Uhlig also edited an illustrated volume David Appleyard and others in 2017, titled Ethiopia: History, Culture, and Challenges. The book delves into various facets of Ethiopia, encompassing geography, history, cultures, religions, society, politics, contemporary developments, and major challenges. A German edition of the book, titled Äthiopien – Geschichte, Kultur, Herausforderungen (2018), has also been published.

In collaboration with Gernot Bühring, Uhlig has jointly published and provided commentary on a rare early work concerning Ethiopian history in 1994, Damian de Góis' work on the faith and customs of the Ethiopians dating back to the year 1540.

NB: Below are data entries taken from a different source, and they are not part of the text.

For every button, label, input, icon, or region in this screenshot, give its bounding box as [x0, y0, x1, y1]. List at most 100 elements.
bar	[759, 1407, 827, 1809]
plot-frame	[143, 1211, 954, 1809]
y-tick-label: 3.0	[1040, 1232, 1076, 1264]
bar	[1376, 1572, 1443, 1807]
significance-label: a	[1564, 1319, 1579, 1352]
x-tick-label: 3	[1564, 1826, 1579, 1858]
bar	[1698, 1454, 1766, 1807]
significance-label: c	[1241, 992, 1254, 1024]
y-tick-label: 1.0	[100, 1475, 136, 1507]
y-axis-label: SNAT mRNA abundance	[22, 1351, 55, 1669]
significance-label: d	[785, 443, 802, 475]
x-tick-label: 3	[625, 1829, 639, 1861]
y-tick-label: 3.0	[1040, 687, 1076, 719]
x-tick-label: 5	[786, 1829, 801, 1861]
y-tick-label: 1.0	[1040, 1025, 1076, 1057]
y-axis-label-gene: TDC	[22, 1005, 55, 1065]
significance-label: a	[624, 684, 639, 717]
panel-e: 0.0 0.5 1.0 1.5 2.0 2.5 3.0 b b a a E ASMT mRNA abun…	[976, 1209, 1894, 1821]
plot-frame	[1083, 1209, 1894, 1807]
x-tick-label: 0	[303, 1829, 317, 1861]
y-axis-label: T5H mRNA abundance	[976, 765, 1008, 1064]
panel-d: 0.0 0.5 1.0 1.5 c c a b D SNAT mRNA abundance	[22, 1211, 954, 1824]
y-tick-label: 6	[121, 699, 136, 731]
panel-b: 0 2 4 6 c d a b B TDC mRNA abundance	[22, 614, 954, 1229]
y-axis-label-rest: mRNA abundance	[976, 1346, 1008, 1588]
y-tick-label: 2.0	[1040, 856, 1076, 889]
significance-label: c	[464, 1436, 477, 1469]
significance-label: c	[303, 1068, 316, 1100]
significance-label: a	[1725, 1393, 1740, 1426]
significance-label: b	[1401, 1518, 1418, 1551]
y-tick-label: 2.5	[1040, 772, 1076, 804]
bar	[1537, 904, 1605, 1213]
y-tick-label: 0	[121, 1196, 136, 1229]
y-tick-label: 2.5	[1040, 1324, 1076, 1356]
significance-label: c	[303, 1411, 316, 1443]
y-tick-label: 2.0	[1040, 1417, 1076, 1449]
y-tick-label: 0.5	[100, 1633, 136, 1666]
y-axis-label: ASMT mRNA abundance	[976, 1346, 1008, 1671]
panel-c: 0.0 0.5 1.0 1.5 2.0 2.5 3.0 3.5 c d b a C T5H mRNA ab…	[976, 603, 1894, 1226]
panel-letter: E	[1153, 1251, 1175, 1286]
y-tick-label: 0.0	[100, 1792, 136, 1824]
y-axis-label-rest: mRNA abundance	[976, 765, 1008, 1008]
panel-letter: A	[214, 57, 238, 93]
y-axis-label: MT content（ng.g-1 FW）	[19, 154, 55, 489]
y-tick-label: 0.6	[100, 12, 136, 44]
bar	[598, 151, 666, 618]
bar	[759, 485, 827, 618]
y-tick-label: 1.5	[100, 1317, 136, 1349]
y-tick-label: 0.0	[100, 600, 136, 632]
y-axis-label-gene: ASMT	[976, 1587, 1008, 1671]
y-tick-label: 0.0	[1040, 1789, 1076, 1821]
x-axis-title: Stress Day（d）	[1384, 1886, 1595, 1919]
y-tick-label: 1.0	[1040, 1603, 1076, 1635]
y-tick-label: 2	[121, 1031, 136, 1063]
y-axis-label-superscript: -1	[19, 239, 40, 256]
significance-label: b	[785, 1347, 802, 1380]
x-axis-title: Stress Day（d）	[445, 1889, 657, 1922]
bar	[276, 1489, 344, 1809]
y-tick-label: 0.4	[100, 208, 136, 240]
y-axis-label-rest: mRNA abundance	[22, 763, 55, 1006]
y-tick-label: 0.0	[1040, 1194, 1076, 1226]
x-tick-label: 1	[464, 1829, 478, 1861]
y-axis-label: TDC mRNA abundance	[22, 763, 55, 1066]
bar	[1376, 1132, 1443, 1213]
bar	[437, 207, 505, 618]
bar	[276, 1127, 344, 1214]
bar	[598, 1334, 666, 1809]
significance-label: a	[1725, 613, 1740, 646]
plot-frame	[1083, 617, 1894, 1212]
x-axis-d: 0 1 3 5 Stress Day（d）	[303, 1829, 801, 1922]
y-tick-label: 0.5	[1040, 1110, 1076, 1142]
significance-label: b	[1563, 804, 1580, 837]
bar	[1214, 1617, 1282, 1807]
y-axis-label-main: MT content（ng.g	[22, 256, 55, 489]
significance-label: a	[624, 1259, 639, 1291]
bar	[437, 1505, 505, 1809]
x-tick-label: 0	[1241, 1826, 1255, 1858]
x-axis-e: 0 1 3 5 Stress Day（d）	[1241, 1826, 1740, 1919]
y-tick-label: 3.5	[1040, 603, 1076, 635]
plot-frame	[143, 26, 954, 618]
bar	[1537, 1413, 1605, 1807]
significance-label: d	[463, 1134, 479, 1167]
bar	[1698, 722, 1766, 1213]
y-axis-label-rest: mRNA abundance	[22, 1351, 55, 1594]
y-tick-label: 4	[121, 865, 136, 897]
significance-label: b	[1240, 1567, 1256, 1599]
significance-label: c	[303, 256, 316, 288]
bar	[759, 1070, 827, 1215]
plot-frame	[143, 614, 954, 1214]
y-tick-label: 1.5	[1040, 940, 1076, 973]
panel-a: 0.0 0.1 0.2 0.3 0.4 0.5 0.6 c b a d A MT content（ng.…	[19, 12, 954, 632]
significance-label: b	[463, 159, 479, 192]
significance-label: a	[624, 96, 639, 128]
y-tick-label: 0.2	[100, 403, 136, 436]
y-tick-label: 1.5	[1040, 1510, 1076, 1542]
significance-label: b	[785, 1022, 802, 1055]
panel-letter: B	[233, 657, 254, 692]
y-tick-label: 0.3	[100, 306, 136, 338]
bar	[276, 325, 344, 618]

After the death of the bibliographer Lockot, Uhlig collaborated with Verena Böll to edit and publish his bibliography titled Bibliographia Aethiopica II (1998).

==Research==
Uhlig has primarily contributed foundational works to the field of Ethiopian Studies. At the beginning of his career, palaeographic and codicological investigations were at the forefront of his research interests, later shifting to a focus on textual-critical contributions. Throughout each phase of his research, he focused on the transitional period from pre-scientific Ethiopian studies to the establishment of scientific Ethiopian Studies, such as the works of Damian de Góis and Ludolf.

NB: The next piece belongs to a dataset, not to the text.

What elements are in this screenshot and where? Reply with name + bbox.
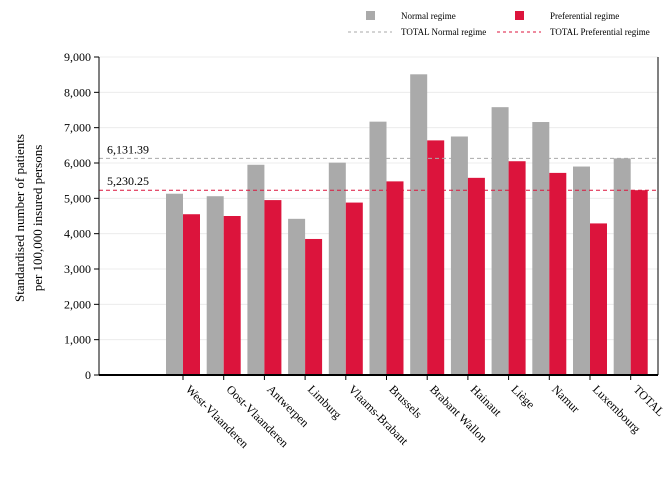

The focus of Uhlig's work lies in providing essential working materials in the field of Ethiopian studies, such as the Encyclopaedia Aethiopica.

==Awards and honors==
- 2016 – Edward Ullendorff Medal, The British Academy
- 2018 – Award for Professional Excellence, Bikila Awards

==Bibliography==
===Books===
- Das äthiopische Henochbuch. Jüdische Schriften aus hellenistisch-römischer Zeit V 6 (1984) ISBN 978-3-579-03956-5
- Äthiopische Paläographie (1988) ISBN 978-3-515-04562-9
- Novum Testamentum Aethiopice: Die Gefangenschaftsbriefe (1993) ISBN 3-515-05447-2
- Damian de Góis’ Schrift über Glaube und Sitten der Äthiopier (1994) ISBN 978-3-447-03512-5
- Encyclopaedia Aethiopica (2003–2014) ISBN 978-3-447-04746-3

====Festschrift for Uhlig====
- Studia Aethiopica (2004) ISBN 9783447048910

===Selected articles===
- Uhlig, S. (1988). Ludolfs Deutung der äthiopischen Geschichte des 17. Jahrhunderts in der ‚Schaubühne der Weltgeschichte‘. Afrika und Übersee 71(2), 267–286.
- Uhlig, S. (1989). Ein pseudepigraphischer Actaschluss in der äthiopischen Version, Oriens Christianus 73,129-136.
- Uhlig, S. (1999). Dǝrsan des Yaʿqob von Sǝrug für den vierten Sonntag im Monat Taḫśaś. Aethiopica, 2, 7-52.
- Uhlig, S. (2001). Eine trilinguale ʿEzana-Inschrift. Aethiopica, 4, 7-31.
- Uhlig, S. (2003). Bible: Biblical text criticism, Encyclopaedia Aethiopica I, 565–569
- Uhlig, S.(2007). Ludolf, Hiob, Encyclopaedia Aethiopica III, 601–603.